Current trends in high performance and embedded computing include design of increasingly complex hardware architectures with high parallelism, heterogeneous processing elements, and nonuniform communication resources. In order to take hardware and software design decisions, early evaluations of the system nonfunctional properties are needed. These evaluations of system efficiency require electronic system-level information on both algorithms and architecture. Contrary to algorithm models for which a major body of work has been conducted on defining formal models of computation (MoCs), architecture models from the literature are mostly empirical models from which reproducible experimentation requires the accompanying software.
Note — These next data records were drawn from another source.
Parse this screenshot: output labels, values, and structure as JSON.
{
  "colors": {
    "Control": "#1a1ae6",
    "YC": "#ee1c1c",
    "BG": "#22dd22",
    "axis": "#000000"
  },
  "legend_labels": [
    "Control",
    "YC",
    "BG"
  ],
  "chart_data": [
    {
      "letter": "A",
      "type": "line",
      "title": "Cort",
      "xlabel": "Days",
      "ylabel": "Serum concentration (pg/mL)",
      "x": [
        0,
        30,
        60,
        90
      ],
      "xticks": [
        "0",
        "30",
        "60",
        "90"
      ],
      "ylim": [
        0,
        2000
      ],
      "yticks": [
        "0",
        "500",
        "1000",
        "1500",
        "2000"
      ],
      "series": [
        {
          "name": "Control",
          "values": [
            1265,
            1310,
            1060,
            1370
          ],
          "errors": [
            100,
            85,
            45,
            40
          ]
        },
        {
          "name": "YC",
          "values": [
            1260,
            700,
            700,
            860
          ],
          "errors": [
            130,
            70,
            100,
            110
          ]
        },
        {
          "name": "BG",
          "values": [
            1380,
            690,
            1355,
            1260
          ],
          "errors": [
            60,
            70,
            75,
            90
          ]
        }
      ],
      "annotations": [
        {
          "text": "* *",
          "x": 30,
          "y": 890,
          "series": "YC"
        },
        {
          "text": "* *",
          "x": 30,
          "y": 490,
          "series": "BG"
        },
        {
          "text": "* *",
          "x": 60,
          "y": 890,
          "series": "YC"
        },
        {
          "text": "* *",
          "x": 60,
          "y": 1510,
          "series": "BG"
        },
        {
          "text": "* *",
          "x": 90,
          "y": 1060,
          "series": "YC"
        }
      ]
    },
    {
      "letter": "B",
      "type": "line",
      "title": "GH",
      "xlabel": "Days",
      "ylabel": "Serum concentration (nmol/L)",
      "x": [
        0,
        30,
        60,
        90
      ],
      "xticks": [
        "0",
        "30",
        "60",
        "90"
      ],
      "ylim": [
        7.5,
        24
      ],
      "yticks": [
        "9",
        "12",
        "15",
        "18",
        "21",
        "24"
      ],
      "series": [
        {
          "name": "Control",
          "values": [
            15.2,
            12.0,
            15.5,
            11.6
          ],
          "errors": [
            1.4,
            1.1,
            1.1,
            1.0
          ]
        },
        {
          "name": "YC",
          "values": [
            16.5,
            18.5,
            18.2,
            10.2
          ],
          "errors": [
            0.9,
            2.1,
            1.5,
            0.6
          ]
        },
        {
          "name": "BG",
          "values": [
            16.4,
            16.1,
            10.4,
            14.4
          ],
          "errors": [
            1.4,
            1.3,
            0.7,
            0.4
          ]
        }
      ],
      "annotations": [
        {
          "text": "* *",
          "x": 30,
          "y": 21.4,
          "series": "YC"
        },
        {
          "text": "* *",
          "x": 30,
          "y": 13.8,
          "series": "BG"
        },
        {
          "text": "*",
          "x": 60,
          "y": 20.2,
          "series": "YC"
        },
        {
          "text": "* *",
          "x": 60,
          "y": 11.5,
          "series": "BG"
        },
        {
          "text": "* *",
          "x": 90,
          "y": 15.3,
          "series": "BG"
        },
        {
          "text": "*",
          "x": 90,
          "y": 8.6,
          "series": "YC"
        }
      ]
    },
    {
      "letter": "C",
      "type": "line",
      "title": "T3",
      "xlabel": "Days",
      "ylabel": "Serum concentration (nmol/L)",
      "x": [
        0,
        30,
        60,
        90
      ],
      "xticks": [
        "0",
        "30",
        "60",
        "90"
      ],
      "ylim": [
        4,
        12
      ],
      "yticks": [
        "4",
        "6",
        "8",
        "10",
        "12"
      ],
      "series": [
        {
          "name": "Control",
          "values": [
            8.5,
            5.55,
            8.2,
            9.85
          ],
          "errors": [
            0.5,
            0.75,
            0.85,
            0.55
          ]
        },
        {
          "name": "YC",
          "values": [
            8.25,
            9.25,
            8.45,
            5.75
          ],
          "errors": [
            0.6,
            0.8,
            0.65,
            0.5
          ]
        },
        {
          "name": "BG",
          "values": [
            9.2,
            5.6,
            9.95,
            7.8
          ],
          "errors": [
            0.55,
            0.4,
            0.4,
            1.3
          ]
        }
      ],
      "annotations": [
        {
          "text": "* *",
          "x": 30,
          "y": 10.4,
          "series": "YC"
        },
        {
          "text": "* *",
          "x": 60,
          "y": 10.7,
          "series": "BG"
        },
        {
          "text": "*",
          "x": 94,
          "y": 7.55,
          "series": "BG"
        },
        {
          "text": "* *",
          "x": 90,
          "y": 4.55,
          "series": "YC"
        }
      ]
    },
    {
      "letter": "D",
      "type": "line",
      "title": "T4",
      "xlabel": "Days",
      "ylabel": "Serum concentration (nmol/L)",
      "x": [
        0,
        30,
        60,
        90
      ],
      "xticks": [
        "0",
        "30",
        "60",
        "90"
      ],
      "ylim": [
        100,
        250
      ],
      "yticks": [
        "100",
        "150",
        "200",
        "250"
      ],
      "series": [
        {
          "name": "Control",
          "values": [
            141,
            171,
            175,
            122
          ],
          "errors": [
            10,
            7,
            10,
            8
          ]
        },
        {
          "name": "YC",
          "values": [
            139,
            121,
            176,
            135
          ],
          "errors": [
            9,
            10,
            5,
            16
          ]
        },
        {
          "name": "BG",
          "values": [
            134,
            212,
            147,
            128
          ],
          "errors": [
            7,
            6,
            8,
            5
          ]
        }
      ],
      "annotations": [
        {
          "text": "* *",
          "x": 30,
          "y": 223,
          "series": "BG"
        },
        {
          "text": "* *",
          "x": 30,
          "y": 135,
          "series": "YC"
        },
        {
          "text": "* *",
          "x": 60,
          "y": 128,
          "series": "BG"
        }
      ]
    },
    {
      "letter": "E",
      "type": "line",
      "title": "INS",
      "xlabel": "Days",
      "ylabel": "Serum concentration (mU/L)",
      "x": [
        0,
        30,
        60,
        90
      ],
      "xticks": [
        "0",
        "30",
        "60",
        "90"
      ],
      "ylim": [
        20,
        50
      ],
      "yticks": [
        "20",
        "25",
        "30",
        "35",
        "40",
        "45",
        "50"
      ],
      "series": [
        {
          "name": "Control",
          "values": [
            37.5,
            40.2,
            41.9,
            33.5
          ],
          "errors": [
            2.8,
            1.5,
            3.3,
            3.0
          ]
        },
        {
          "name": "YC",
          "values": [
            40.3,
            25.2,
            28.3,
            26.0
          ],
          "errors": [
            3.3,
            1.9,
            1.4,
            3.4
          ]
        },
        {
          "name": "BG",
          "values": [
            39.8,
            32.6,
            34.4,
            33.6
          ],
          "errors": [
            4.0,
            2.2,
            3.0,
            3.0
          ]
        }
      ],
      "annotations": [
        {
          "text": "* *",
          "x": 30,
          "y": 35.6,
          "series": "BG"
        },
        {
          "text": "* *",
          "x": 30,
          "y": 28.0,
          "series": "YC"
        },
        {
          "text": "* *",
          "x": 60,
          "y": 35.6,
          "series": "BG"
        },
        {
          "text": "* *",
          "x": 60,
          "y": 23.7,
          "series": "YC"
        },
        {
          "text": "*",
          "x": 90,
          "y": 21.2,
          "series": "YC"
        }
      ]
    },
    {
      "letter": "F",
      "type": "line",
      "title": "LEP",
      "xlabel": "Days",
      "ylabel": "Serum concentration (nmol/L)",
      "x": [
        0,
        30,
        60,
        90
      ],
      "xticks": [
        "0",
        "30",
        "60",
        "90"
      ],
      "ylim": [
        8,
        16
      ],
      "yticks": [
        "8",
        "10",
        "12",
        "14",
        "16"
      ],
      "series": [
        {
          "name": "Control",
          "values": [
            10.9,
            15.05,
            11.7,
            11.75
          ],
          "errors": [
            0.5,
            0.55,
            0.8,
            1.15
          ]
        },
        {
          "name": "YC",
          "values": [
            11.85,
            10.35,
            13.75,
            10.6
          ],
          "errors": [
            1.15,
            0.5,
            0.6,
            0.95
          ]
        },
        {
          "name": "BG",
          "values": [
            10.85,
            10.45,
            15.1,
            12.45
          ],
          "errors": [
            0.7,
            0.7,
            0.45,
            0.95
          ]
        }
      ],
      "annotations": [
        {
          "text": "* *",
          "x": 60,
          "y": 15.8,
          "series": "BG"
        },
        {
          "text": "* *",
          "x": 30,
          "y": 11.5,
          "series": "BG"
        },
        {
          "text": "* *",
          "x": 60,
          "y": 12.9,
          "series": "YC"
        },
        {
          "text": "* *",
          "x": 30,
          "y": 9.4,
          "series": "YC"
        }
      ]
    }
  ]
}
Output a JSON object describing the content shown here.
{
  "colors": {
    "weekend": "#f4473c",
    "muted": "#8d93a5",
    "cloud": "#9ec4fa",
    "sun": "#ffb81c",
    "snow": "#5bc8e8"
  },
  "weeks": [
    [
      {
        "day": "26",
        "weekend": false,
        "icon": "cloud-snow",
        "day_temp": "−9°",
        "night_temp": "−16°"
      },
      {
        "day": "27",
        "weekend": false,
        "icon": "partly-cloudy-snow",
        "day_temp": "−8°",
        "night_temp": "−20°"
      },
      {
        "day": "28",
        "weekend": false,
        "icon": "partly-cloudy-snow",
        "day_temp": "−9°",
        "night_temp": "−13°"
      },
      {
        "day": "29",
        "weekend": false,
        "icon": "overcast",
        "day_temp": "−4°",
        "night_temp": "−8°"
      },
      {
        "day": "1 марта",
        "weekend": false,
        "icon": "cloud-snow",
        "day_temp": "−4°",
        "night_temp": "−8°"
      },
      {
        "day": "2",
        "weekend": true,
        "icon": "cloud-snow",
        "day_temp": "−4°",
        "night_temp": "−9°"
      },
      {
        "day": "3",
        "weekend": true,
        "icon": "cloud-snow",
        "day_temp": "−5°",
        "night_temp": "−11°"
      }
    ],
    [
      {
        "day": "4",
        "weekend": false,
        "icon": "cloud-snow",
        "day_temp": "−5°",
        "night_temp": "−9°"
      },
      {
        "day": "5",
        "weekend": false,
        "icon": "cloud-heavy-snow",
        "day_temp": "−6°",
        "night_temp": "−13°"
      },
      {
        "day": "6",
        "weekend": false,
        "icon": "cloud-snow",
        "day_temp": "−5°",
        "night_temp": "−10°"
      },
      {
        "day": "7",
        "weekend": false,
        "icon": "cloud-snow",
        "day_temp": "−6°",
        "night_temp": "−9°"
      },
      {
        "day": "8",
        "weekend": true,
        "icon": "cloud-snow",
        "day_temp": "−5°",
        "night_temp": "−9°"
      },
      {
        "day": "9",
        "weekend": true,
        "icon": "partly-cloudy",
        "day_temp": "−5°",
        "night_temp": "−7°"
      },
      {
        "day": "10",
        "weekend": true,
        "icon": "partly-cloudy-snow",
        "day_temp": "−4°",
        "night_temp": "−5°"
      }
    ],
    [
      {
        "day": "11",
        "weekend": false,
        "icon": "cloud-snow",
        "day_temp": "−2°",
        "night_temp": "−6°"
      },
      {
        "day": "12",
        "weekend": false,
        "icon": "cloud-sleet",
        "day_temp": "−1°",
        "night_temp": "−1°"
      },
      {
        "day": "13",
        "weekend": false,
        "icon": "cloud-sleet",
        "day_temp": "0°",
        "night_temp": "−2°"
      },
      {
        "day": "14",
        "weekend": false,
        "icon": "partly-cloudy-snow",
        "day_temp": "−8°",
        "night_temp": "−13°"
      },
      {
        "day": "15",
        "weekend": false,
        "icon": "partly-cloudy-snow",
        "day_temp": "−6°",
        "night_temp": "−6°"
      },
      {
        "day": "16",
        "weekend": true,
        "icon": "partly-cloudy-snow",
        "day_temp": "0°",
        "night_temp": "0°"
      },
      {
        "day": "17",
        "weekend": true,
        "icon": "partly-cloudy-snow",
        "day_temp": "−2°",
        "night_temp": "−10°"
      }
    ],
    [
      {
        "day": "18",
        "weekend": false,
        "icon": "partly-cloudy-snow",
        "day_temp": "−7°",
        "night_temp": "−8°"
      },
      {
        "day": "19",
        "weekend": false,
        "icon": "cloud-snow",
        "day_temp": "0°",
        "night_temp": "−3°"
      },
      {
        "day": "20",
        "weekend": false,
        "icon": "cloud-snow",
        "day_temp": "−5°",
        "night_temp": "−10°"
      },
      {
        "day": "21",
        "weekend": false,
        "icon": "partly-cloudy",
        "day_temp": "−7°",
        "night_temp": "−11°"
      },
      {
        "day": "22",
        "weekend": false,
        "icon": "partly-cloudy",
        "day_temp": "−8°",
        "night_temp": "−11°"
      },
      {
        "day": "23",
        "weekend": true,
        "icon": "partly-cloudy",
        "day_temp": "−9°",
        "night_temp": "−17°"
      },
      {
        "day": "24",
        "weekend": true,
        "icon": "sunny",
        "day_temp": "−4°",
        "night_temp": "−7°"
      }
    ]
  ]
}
In this paper, a precise definition of a model of architecture (MoA) is proposed that focuses on reproducibility and abstraction and removes the overlap previously existing between the notions of MoA and MoC. A first MoA, called the linear system-level architecture model (LSLA), is presented. To demonstrate the generic nature of the proposed new architecture modeling concepts, we show that the LSLA model can be integrated flexibly with different MoCs. LSLA is then used to model the energy consumption of a state-of-the-art multiprocessor system-on-chip (MPSoC) when running an application described using the synchronous dataflow MoC. A method to automatically learn LSLA model parameters from platform measurements is introduced. Despite the high complexity of the underlying hardware and software, a simple LSLA model is demonstrated to estimate the energy consumption of the MPSoC with a fidelity of 86%.